Она встала, выпрямилась, расправила спину, сразу войдя в прежний свой образ. Отчужденно оглядела меня, снова возвела между нами непреодолимый барьер. Сказала — уже не мне, а себе:

— Мне тоже хочется быть женщиной, но права на это я не имею. Виноватых нет — никто не неволил.


И вышла.

Самолет в Москву улетал в восемь утра, поэтому второй секретарь принял нас поздно вечером. За столом собрались еще человек пять.

Лара снова стала Ларисой Васильевной — застегнутой на все пуговицы, с плотно сомкнутыми губами и надменным прищуром серых глаз. Выслушав мой короткий отчет («Считаю, на следствие и на суд было оказано давление»), холодно прокомментировала:

— У меня сложилось совсем другое мнение. Товарищ корреспондент проявил необъективность. И не партийный подход. Это, впрочем, не удивительно: оказалось, он беспартийный.

Второй сделал вид, что пропустил ее комментарий мимо ушей.

— На прессу мы не давим. Можете писать и печатать все, что сочтете нужным. А свое мнение мы изложим. Где следует… Проводите товарища, — приказал Ларисе Васильевне и кивком головы дал мне понять, что беседа окончена.

Обком уже опустел, на плотно закрытых дверях болтались дощечки с сургучными печатями, ковровые дорожки в безлюдных коридорах заглушали звуки наших шагов. Все люстры горели — от этого почему-то я еще острее почувствовал свою беззащитность. И — чужеродность. Какая нелегкая занесла меня в эти стены?!

Декорация поменялась снова. Лариса Васильевна опять стала Ларой, чутко угадав мои мысли:

— Ничего, потерпите, завтра будете дома. Отдохнете — и сядете за статью. Вы от нее еще не отказались?

Об отказе не могло быть и речи — я честно предупредил.

— И про нас с вами тоже напишете? Все-таки эпизод вашей командировки. Как говорится, встреча в пути. Наберетесь смелости? Или вы за частичную правду?

— Не все терпит бумага, — пошутил я.

— Ничего, еще напишете. Когда-нибудь. Я почему-то уверена — напишете непременно. Как встретили одну общественную деятельницу, возомнившую, что она тоже женщина. Только не переврите.

Лара запустила руку в мои, тогда еще вихрастые, волосы и поцеловала в щеку.


Очерк был написан, но на газетную полосу не попал.

— Чего ты там накуролесил? — подозрительно меня разглядывая, спросил Жора Радов. — Зачем-то прихватил женщину… Их здесь что ли мало? Доложился в обкоме… Тебе сказали — отметиться, а ты доложился. В другой раз будешь умнее.

Умнее, по-моему, я так и не стал.

Глава 2.Великий Кузьма

Начиналось все вроде бы замечательно. В первом классе я не учился вовсе, во втором только два дня: перевели сразу же в третий. Мне было семь лет, и я имел все основания, чтобы зазнаться. Похоже, нечто подобное и случилось, итогом чего стало исключение из пионеров, в которых я пребывал что-то около месяца.

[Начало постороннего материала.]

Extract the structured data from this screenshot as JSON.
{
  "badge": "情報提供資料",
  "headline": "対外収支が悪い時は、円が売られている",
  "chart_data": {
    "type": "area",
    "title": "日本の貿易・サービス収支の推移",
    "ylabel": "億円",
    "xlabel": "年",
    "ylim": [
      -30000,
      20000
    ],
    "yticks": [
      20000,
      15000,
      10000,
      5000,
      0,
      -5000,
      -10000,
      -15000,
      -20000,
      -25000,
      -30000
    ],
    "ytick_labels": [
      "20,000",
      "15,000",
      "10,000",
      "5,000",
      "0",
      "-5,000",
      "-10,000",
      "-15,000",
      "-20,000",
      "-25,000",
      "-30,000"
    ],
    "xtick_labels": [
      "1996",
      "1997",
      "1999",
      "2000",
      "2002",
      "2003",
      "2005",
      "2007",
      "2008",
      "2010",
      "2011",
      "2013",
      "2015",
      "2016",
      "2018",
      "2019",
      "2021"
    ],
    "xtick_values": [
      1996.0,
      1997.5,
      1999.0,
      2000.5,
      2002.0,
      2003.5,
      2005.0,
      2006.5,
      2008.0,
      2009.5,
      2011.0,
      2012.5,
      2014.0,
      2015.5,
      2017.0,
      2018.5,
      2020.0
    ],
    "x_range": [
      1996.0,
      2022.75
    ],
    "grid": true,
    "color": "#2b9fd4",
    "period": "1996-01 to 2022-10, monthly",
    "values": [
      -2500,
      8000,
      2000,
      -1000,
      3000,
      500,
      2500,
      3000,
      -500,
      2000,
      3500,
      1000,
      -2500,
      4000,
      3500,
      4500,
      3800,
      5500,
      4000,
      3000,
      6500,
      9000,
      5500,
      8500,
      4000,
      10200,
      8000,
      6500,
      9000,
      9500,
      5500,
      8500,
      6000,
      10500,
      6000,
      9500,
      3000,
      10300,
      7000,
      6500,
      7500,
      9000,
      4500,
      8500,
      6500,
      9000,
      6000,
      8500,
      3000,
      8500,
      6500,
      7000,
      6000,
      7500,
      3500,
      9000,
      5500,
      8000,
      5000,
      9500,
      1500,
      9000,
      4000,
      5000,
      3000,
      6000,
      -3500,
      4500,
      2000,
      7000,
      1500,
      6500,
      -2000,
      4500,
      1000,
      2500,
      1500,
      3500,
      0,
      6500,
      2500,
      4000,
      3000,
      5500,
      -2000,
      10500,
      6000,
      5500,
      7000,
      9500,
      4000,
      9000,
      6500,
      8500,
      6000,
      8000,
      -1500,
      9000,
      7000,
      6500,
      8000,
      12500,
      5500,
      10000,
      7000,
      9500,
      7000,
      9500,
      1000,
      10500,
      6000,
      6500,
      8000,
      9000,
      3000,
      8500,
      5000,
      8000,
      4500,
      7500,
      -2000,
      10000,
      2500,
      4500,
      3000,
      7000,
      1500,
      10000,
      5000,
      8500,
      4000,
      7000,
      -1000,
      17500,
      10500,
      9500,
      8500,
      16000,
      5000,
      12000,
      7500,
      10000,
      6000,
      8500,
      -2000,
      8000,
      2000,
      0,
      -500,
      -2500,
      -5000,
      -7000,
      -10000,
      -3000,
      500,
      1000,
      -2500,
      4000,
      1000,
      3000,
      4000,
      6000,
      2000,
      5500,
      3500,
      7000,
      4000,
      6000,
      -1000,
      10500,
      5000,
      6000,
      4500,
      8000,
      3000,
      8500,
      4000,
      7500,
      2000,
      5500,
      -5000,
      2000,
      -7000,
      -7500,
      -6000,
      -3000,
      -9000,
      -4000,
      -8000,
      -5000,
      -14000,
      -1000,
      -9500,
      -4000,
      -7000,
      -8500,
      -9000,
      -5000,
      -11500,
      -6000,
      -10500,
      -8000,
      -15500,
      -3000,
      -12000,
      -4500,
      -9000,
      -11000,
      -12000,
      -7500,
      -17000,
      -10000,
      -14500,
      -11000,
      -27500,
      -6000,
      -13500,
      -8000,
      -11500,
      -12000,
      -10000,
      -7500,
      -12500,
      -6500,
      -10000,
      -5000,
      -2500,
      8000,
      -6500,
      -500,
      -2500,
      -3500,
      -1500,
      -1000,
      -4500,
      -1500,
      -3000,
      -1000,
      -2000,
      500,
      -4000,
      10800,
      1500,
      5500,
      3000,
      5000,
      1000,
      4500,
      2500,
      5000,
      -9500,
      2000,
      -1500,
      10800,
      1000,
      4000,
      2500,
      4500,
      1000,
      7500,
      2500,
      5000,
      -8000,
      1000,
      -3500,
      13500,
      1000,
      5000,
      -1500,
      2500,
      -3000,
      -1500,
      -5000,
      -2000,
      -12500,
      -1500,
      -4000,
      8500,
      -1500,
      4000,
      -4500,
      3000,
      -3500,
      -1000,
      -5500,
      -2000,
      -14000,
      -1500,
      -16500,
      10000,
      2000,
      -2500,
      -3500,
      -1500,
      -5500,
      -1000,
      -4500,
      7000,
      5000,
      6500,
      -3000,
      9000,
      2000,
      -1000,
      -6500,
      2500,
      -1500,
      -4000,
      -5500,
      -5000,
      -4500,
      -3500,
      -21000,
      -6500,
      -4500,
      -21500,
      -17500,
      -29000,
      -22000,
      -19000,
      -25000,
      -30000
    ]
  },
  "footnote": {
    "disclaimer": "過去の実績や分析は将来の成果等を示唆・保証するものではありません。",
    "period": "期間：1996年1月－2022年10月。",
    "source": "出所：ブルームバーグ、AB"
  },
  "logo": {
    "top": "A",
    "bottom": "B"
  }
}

Проступок был из ряда вон… Учительница начертала на доске задание, а я, дождавшись перемены, мелом же исправил в нем четыре грамматические ошибки, подвел черту и выставил отметку: «пос». тогда в ходу были не цифровые отметки, а словесные, пресловутый «пос» соответствовал нынешней тройке, звучал же еще унизительней: «посредственно». На большее, даже при самом большом снисхождении, педагогша моя никак не тянула.

За ее дискредитацию меня и выперли из пионеров — выстроили линейку и сняли галстук. Про безграмотность уязвленной дуры, естественно, не было сказано ничего — невежда, как ни в чем не бывало, продолжала учить детей. На следующий день мама из этой школы меня забрала.

Слово «исключение», пусть только из пионеров, звучало в те годы зловеще. Подвернулся счастливый случай: Всесоюзный Радиокомитет, где мама возглавляла юридический отдел, дал нам небольшую квартиру в надстройке на Беговой, и мы переехали туда с Якиманки. Соответственно поменялась и школа. Нацепив на себя пионерский галстук, заявился я в новый класс — ведь членство в пионерии никаким документом не оформлялось. Пронесло…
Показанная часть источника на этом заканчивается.